Why Nations Fail is by two of my favourite economists, two very close friends and co-authors of mine, Daron Acemoglu and James Robinson. They’re tackling a subject that I’ve worked on with them, and they do a great job of bringing it to life and making it vivid. Why Nations Fail is like Jared Diamond’s Guns, Germs, and Steel – which I didn’t mention because it’s such an obviously famous book – one of those books that stretches your mind and gives you all these examples and connections between them, so that you come away from it saying, “Wow. I didn’t know that.” It’s really, really interesting.
By the way, it turns out they’re even better on Twitter than they are on their blog. So, there’s no limits to the genres these guys can master.

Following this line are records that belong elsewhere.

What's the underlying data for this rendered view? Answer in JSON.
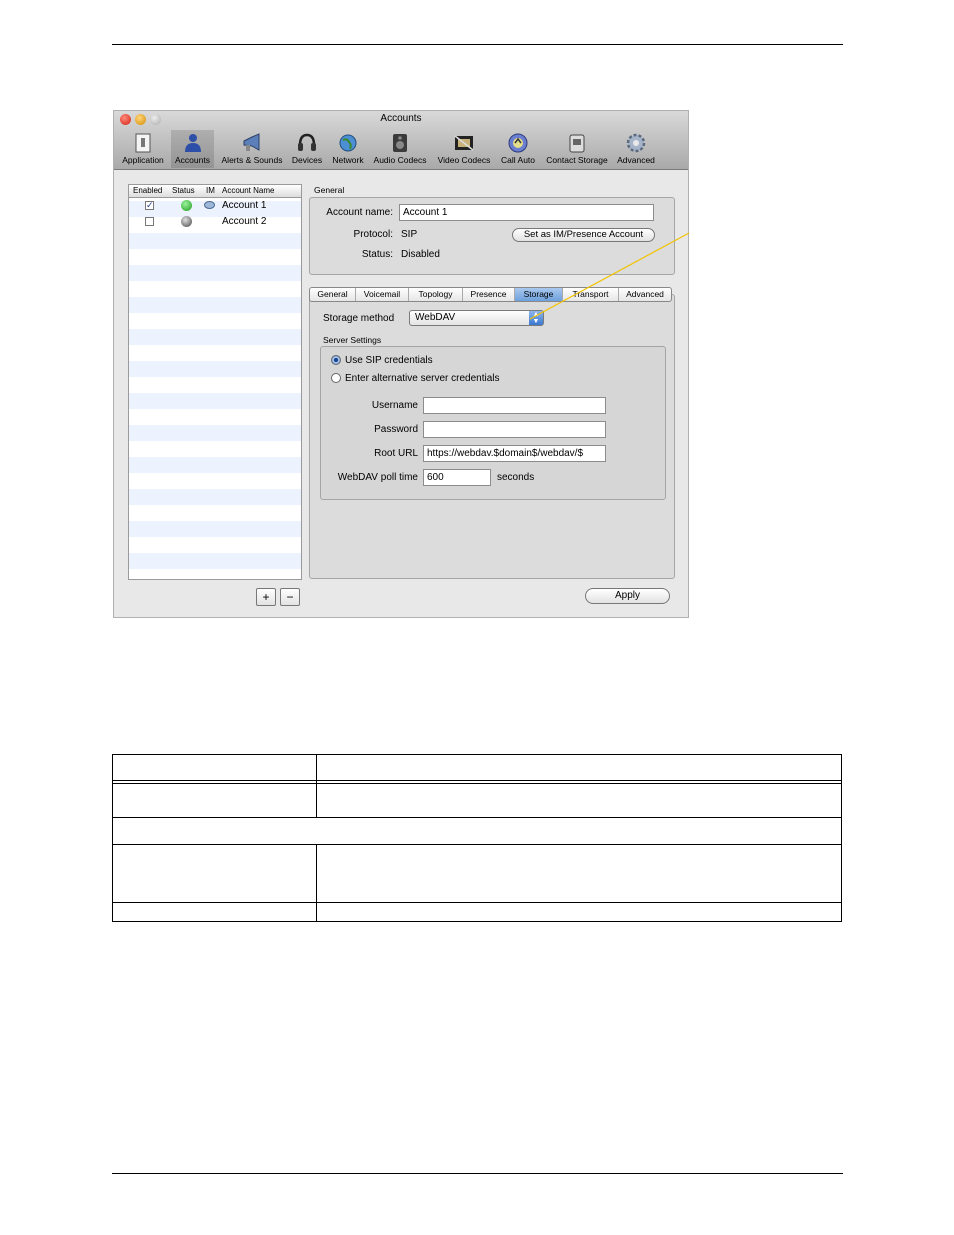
{
  "window": {
    "title": "Accounts",
    "toolbar": [
      {
        "label": "Application",
        "icon": "application-icon"
      },
      {
        "label": "Accounts",
        "icon": "accounts-icon"
      },
      {
        "label": "Alerts & Sounds",
        "icon": "megaphone-icon"
      },
      {
        "label": "Devices",
        "icon": "headset-icon"
      },
      {
        "label": "Network",
        "icon": "globe-icon"
      },
      {
        "label": "Audio Codecs",
        "icon": "speaker-icon"
      },
      {
        "label": "Video Codecs",
        "icon": "film-icon"
      },
      {
        "label": "Call Auto",
        "icon": "call-auto-icon"
      },
      {
        "label": "Contact Storage",
        "icon": "contact-storage-icon"
      },
      {
        "label": "Advanced",
        "icon": "gear-icon"
      }
    ]
  },
  "account_list": {
    "headers": [
      "Enabled",
      "Status",
      "IM",
      "Account Name"
    ],
    "rows": [
      {
        "enabled": true,
        "status": "online",
        "im": true,
        "name": "Account 1"
      },
      {
        "enabled": false,
        "status": "offline",
        "im": false,
        "name": "Account 2"
      }
    ],
    "add_label": "+",
    "remove_label": "−"
  },
  "general": {
    "group_label": "General",
    "account_name_label": "Account name:",
    "account_name_value": "Account 1",
    "protocol_label": "Protocol:",
    "protocol_value": "SIP",
    "status_label": "Status:",
    "status_value": "Disabled",
    "im_button": "Set as IM/Presence Account"
  },
  "tabs": [
    "General",
    "Voicemail",
    "Topology",
    "Presence",
    "Storage",
    "Transport",
    "Advanced"
  ],
  "selected_tab": "Storage",
  "storage": {
    "method_label": "Storage method",
    "method_value": "WebDAV",
    "server_settings_label": "Server Settings",
    "radio_sip": "Use SIP credentials",
    "radio_alt": "Enter alternative server credentials",
    "username_label": "Username",
    "username_value": "",
    "password_label": "Password",
    "password_value": "",
    "root_url_label": "Root URL",
    "root_url_value": "https://webdav.$domain$/webdav/$",
    "poll_label": "WebDAV poll time",
    "poll_value": "600",
    "poll_unit": "seconds"
  },
  "apply_label": "Apply",
  "colors": {
    "callout": "#f2c200",
    "selected_tab": "#7aa8e2",
    "status_green": "#2fbf2f"
  }
}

So one of the questions they’re asking in the book is whether, politically, America has moved from “a virtuous circle in which efforts by elites to aggrandise power are resisted” to “a vicious one that enriches and empowers a small minority”.
Yes, I have not exactly a beef, but a constructive dialogue going, particularly with Daron, about whether or not the US is already in a period of having, in their language, more “extractive” institutions and less inclusive ones. I recognise there is a big gap between the US and, say, Sierra Leone or Haiti, or whichever troubled country you want to pick from the book.
But – and this is going back to Teddy Roosevelt – I fear that we have let the concentration of economic, financial and political power go too far. This is really bad for democracy and for the opportunities of most people in this country, and it’s exactly the kind of thing they mean by extractive institutions.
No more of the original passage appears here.